The Financial Express

After offering high-quality and affordable healthcare to millions of people, pioneers like Narayana Hrudayalaya, Aravind Eye Hospitals, Sankara Nethralaya and LifeSpring Hospitals are moving up the technology curve to expand their reach, improve services and make themselves more affordable.

Bengaluru’s Narayana Hrudayalaya is venturing into mHealth, Madurai’s Aravind Eye Hospitals group is deploying Geographical Information Systems and Google Maps, Chennai’s Sankara Nethralaya is researching stem cell therapy and Secunderabad’s LifeSpring Hospitals group is making the most of open source technology. All this while continuing to offer treatment at differential tariffs to patients depending upon their paying capacities, which includes treating those without resources free of cost. Apart from cross-subsidising their expenditure, some hospitals also accept donations.
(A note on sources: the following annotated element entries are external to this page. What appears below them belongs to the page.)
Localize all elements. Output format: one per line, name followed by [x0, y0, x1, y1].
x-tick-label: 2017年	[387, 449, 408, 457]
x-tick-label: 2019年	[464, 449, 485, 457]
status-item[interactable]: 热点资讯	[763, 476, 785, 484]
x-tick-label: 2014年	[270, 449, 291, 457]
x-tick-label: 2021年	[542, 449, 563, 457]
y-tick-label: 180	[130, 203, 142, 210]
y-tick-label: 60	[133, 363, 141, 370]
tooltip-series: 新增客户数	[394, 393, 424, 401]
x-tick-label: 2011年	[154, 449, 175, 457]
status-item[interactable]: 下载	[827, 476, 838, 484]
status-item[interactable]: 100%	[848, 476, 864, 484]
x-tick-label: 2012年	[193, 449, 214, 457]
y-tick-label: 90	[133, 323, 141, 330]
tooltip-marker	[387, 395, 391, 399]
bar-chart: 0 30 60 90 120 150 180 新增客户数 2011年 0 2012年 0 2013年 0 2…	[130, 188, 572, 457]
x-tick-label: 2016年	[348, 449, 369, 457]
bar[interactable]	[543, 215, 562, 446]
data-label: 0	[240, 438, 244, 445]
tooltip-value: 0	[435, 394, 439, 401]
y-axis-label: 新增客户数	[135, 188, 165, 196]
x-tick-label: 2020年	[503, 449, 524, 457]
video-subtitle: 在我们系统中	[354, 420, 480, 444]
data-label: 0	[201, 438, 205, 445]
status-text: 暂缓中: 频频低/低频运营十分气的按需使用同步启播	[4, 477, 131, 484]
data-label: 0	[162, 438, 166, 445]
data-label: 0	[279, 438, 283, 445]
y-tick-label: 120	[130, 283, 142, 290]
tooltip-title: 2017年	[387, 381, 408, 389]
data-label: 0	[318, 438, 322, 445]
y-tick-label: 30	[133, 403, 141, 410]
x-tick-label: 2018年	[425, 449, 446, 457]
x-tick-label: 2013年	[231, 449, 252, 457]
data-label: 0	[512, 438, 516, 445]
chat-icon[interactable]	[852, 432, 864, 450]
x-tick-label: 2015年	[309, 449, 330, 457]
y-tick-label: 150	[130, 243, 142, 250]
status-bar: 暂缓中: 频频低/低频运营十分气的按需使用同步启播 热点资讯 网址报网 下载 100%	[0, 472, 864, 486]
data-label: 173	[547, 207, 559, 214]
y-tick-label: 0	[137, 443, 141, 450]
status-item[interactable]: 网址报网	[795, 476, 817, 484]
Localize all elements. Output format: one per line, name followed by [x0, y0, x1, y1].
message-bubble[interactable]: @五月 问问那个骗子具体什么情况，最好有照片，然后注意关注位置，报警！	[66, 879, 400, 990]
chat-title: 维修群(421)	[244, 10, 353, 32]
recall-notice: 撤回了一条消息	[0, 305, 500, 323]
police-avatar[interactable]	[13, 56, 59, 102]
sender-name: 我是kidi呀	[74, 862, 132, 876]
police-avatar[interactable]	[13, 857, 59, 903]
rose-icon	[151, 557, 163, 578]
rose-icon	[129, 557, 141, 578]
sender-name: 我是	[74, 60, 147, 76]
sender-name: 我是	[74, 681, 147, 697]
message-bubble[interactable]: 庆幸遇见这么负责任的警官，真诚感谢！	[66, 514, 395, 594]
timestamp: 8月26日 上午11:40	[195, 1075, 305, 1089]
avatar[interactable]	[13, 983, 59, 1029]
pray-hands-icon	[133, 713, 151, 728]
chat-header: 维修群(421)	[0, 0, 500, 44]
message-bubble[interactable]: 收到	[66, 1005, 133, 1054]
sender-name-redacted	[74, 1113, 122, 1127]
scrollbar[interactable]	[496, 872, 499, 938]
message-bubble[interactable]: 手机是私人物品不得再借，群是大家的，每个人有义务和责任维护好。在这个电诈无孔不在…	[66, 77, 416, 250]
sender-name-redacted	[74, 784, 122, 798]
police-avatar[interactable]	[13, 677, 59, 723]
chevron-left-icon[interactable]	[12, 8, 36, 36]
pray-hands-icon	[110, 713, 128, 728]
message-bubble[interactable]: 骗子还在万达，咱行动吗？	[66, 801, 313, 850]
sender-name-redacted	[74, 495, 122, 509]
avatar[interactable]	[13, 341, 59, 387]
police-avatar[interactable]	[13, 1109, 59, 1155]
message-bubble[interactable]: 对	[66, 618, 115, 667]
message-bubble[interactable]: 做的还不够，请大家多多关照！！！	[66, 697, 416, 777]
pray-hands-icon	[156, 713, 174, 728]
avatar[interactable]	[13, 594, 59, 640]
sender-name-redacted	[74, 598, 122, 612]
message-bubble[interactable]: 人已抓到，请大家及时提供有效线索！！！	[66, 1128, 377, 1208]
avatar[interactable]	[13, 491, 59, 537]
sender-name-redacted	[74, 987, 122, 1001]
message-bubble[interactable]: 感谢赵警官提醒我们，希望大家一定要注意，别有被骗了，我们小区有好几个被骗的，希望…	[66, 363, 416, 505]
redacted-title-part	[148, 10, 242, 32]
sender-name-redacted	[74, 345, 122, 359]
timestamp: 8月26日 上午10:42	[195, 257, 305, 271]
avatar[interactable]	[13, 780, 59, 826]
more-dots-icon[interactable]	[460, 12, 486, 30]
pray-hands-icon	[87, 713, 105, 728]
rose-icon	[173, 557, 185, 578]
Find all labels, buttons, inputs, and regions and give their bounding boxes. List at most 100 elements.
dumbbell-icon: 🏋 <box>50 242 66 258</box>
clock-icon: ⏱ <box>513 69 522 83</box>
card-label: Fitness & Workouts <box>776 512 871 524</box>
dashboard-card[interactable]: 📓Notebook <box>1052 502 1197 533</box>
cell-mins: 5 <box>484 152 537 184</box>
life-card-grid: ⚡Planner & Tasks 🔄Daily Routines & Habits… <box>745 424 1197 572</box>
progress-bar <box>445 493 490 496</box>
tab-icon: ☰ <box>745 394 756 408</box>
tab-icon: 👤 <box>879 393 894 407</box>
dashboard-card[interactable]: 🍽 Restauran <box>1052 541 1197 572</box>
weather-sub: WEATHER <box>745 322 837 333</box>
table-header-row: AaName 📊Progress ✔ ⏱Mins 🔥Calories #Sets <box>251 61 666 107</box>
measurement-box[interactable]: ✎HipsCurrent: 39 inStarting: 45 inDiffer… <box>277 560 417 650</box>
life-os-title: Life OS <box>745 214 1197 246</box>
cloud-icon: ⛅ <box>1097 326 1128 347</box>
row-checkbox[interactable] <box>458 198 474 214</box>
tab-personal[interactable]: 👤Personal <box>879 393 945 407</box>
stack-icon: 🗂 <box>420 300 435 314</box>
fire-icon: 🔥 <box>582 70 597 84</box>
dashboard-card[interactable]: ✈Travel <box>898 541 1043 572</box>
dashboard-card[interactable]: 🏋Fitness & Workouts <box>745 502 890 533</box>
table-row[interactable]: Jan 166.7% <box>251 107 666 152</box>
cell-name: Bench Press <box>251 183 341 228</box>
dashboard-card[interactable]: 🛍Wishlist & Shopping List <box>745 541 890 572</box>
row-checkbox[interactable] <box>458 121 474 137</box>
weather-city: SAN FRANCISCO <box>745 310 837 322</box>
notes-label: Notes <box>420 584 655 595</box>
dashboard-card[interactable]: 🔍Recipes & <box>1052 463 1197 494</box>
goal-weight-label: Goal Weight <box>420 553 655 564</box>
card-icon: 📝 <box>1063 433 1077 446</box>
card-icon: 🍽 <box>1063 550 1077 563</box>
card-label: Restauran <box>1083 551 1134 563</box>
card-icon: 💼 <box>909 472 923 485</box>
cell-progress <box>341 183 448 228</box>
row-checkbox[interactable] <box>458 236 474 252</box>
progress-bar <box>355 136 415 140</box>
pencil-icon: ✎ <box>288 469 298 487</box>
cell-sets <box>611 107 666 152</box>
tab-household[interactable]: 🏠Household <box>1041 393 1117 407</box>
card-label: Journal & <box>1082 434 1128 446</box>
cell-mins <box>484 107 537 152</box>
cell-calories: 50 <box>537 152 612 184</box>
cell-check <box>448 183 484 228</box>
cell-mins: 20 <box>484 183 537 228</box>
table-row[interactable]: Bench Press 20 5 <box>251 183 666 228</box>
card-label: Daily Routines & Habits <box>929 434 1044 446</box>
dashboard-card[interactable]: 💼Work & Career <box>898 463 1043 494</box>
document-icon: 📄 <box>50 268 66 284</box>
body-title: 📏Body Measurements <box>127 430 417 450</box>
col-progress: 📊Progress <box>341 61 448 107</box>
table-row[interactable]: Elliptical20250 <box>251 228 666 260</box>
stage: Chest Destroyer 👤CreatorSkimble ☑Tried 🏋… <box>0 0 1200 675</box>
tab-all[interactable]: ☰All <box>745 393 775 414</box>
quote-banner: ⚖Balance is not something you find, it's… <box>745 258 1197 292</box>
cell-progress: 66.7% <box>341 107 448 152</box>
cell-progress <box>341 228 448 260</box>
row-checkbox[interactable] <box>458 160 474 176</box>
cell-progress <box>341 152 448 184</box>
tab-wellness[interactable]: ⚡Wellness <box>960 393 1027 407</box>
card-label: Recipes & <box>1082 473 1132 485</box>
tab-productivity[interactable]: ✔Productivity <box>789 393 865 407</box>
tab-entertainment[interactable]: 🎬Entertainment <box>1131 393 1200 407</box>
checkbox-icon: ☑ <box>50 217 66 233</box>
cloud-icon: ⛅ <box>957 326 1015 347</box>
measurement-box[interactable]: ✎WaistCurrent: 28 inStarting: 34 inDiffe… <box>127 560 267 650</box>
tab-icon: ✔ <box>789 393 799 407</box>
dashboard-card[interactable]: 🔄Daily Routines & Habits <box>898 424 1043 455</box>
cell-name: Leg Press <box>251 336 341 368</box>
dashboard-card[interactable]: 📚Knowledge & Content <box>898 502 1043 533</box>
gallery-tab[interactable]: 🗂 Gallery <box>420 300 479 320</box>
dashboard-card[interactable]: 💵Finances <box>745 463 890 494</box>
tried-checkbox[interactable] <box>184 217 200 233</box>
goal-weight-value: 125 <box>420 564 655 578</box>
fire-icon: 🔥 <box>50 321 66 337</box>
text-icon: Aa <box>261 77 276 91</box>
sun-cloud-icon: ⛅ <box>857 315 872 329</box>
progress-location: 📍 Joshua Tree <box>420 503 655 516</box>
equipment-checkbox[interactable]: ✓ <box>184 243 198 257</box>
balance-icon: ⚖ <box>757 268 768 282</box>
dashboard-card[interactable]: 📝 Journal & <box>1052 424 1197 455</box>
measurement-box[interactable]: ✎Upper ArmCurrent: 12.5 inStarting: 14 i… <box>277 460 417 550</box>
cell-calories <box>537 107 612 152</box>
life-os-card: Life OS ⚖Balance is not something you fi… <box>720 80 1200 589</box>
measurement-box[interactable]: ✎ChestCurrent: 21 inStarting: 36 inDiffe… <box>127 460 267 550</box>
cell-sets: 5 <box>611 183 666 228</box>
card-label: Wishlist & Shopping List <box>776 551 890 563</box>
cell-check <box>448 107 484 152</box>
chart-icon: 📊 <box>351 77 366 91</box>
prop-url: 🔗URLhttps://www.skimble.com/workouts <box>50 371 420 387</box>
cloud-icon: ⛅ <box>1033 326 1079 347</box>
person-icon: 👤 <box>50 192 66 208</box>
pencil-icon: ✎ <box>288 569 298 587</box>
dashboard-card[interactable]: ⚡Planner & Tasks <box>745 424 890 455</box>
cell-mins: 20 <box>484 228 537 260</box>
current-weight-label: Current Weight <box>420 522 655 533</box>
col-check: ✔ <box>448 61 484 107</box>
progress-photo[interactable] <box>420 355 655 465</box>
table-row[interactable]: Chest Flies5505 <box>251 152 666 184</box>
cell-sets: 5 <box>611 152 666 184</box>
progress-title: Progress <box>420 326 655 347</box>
In Chennai, Sankara Nethralaya is conducting research in two broad areas. While operational research focuses on improving what they are already doing, a 10-storeyed block accommodates all major basic science labs, including those researching stem cell therapy as a potential treatment for corneal blindness. Besides, the hospital is a leader in teleophthalmology, which is a favourite initiative of founder Dr SS Badrinath, who is now chairman-emeritus. The institute runs two vans that go to villages where optometrists examine and photograph patients. The pictures are screened by an ophthalmologist in the main hospital and prescriptions written. If patients need further investigation, they are called to the main hospital. The aim is to keep the costs down for the patient as well as the hospital.

On an average, the hospital treats 1,500 patients per day. It has branches in Kolkata and Bengaluru. Says Dr Lingam Gopal, a former chairman, Sankara Nethralaya and now director, Research, Vision Research Foundation at the hospital: “It’s not easy to offer the highest quality of healthcare in an affordable manner, including free treatment to the needy, but the concept has generated tremendous goodwill in the society and helped us raise financial resources.”